As for the restaurant, the dining room is huge, with community-seating picnic tables, wood paneling and license plates tacked to the wall. You wind your way through a line past the pit, where you order your meat. A massive ice bin holds bottled beers and sodas. You pay, grab your sauce and other accessories, and grab a seat.
The selection of meats is extensive: from brisket, ribs and sausage to turkey, chicken and pork loin. Sliced meats are sold by the pound or half pound; ribs are sold by the rack or half rack.
Their pits are wood fired and they use oak, which burns more slowly than the mesquite wood more commonly used by other barbecue places.
The usual benchmark for barbecue joints is brisket ($11.98 per pound). Rudy's has two versions: "moist" and lean. Both had the darkened edge and pink smoke-ring that are considered ideal for brisket, and both had a solid smoky flavor. The moist brisket still had some fat and therefore a more tender texture; it was preferred by the two male diners at my table. Those phobic about fat would appreciate the lean, which was dryer and more firm.
Sausage ($2.79 for a half-link) was a ruddy red with an appealing texture: smooth but with a bit of nubbiness for personality. We loved the snap we got when we bit into the outside. There's also a spicy jalapeño sausage. Ribs come in three varieties: baby back ribs, pork spare ribs and St.
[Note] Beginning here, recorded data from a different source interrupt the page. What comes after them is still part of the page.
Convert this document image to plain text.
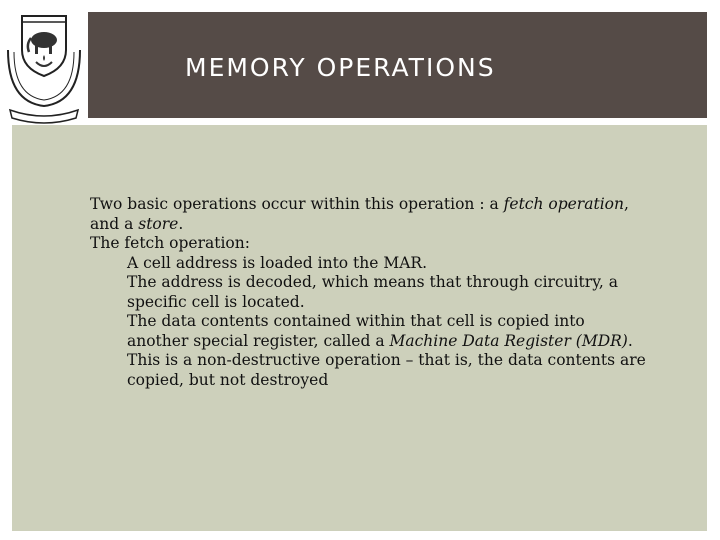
MEMORY OPERATIONS

Two basic operations occur within this operation : a fetch operation, and a store.

The fetch operation:

A cell address is loaded into the MAR.

The address is decoded, which means that through circuitry, a specific cell is located.

The data contents contained within that cell is copied into another special register, called a Machine Data Register (MDR).

This is a non-destructive operation – that is, the data contents are copied, but not destroyed
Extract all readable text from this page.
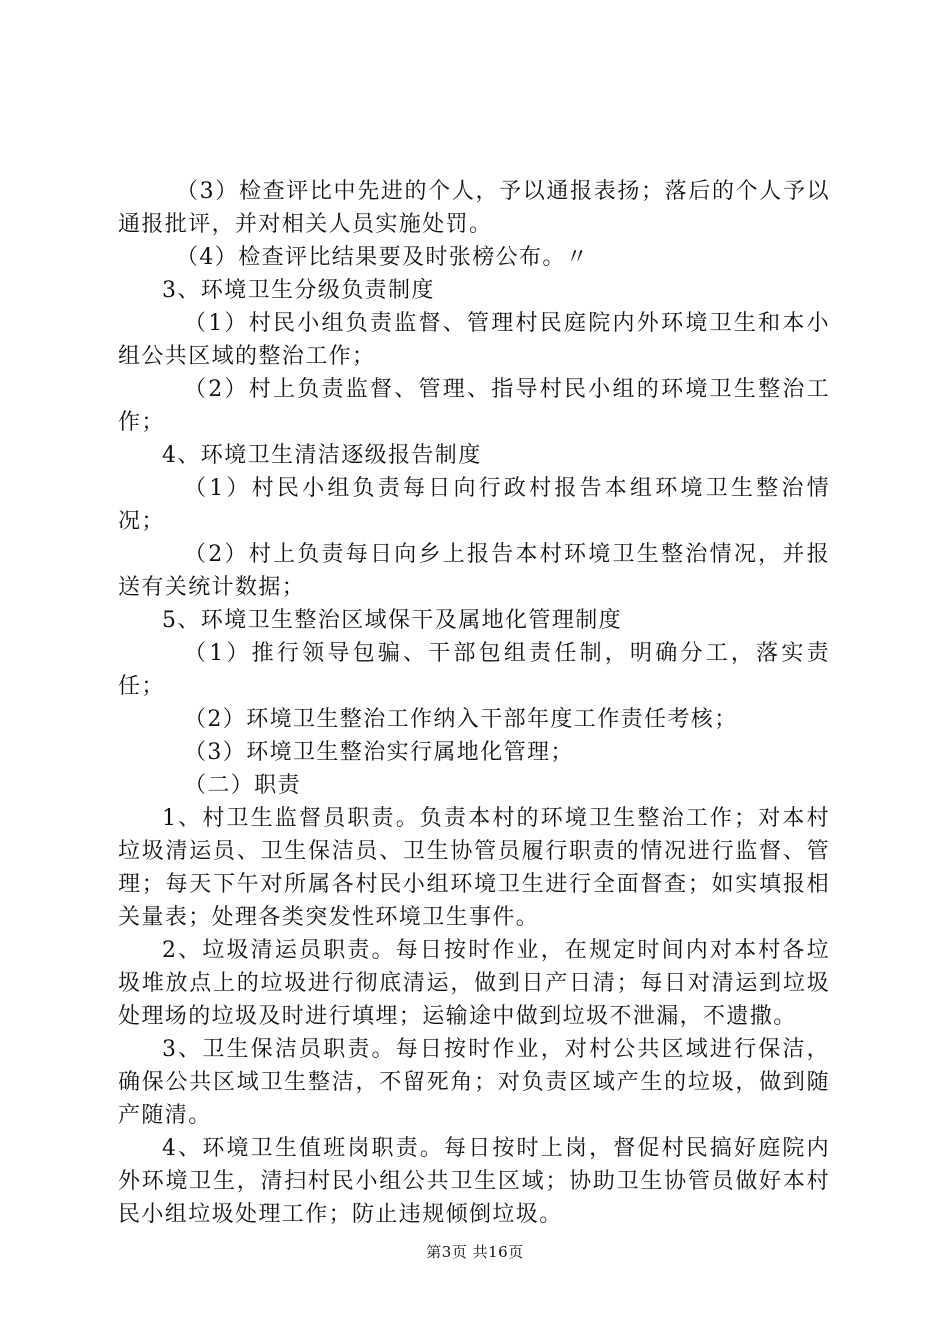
（3）检查评比中先进的个人，予以通报表扬；落后的个人予以通报批评，并对相关人员实施处罚。

（4）检查评比结果要及时张榜公布。〃

3、环境卫生分级负责制度

（1）村民小组负责监督、管理村民庭院内外环境卫生和本小组公共区域的整治工作；

（2）村上负责监督、管理、指导村民小组的环境卫生整治工作；

4、环境卫生清洁逐级报告制度

（1）村民小组负责每日向行政村报告本组环境卫生整治情况；

（2）村上负责每日向乡上报告本村环境卫生整治情况，并报送有关统计数据；

5、环境卫生整治区域保干及属地化管理制度

（1）推行领导包骗、干部包组责任制，明确分工，落实责任；

（2）环境卫生整治工作纳入干部年度工作责任考核；

（3）环境卫生整治实行属地化管理；

（二）职责

1、村卫生监督员职责。负责本村的环境卫生整治工作；对本村垃圾清运员、卫生保洁员、卫生协管员履行职责的情况进行监督、管理；每天下午对所属各村民小组环境卫生进行全面督查；如实填报相关量表；处理各类突发性环境卫生事件。

2、垃圾清运员职责。每日按时作业，在规定时间内对本村各垃圾堆放点上的垃圾进行彻底清运，做到日产日清；每日对清运到垃圾处理场的垃圾及时进行填埋；运输途中做到垃圾不泄漏，不遗撒。

3、卫生保洁员职责。每日按时作业，对村公共区域进行保洁，确保公共区域卫生整洁，不留死角；对负责区域产生的垃圾，做到随产随清。

4、环境卫生值班岗职责。每日按时上岗，督促村民搞好庭院内外环境卫生，清扫村民小组公共卫生区域；协助卫生协管员做好本村民小组垃圾处理工作；防止违规倾倒垃圾。

第3页 共16页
Louis center-cut ribs. Some like the meatiness of the St. Louis, but we liked the pork spare ribs for their jerkylike chew and pink, hammy flavor.
The North Texas Rudy's -- which include branches in Denton and Frisco, as well as Arlington -- have a couple of items not available at other Rudy's. That includes peppered tenderloin and prime rib, both $23.98 per pound. The prime rib had large chunks of fat that made it somewhat inedible, but the tenderloin was a winner, with its melting texture and peppery crust.
Arlington also does breakfast tacos all day with eggs, beans and house-made chorizo, for $1.85-$2 each.
House sauce came in regular and spicy versions; both were loaded with cracked black pepper for a nice kick. Sides ($1.99 for a small) including potato salad and creamed corn seemed overly sweet; next time I'd skip them. They came pre-packaged in plastic-foam containers, and the utensils were disposable, making this somewhat of an environmentally unfriendly dining experience -- except for the meat, which in old-school barbecue fashion, was piled onto sheets of wax paper, no plates needed.